Mieux: plus l’on s’avance vers l’est, plus ce sentiment se renforce. D’autant que l’OTAN, il faut le reconnaître, a un bilan: 70 ans de paix sur le continent, et une capacité à encaisser, à la fin des années 1990, le choc de la dislocation de l’URSS et du pacte de Varsovie. L’implosion dans les Balkans après la désintégration de l’ex-Yougoslavie fut ensuite (lamentablement) circonscrite, et Al-Qaida traquée en Afghanistan. L’OTAN a certes fait beaucoup d’erreurs. La Russie a été en partie dangereusement flouée. Le bouclier a néanmoins fonctionné.

L’on peut donc, comme Emmanuel Macron, taper du poing sur la table.
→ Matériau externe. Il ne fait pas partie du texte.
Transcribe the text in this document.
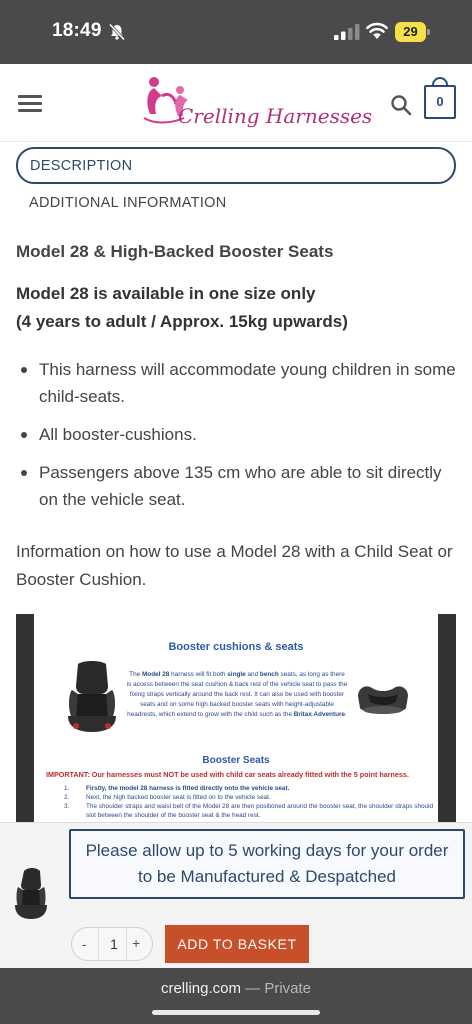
18:49	29
Crelling Harnesses
0
DESCRIPTION
ADDITIONAL INFORMATION
Model 28 & High-Backed Booster Seats
Model 28 is available in one size only
(4 years to adult / Approx. 15kg upwards)
This harness will accommodate young children in some child-seats.
All booster-cushions.
Passengers above 135 cm who are able to sit directly on the vehicle seat.
Information on how to use a Model 28 with a Child Seat or Booster Cushion.
Booster cushions & seats
The Model 28 harness will fit both single and bench seats, as long as there is access between the seat cushion & back rest of the vehicle seat to pass the fixing straps vertically around the back rest. It can also be used with booster seats and on some high backed booster seats with height-adjustable headrests, which extend to grow with the child such as the Britax Adventure.
Booster Seats
IMPORTANT: Our harnesses must NOT be used with child car seats already fitted with the 5 point harness.
1.	Firstly, the model 28 harness is fitted directly onto the vehicle seat.
2.	Next, the high backed booster seat is fitted on to the vehicle seat.
3.	The shoulder straps and waist belt of the Model 28 are then positioned around the booster seat, the shoulder straps should slot between the shoulder of the booster seat & the head rest.
Please allow up to 5 working days for your order
to be Manufactured & Despatched
- 1 +	ADD TO BASKET
crelling.com — Private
Mais pour l’heure, rien ne montre que ce dernier a un plan et un soutien suffisant pour avancer un quelconque agenda de réforme. Sa rhétorique est aussi gaullienne que ses moyens sont limités, voire inexistants, face à la domination militaire exercée par les Etats-Unis, tant la défense européenne autonome ressemble, à moyen terme, à un mirage. Le retour de la France dans le commandement de l'Alliance, en 2008, n'est d'ailleurs jusque là pas remis en cause. L’OTAN est un verrou militaire dont le président français n’a pas les clés. Il est fort probable qu’à Londres ses homologues américains et turcs ne se priveront pas de le lui rappeler.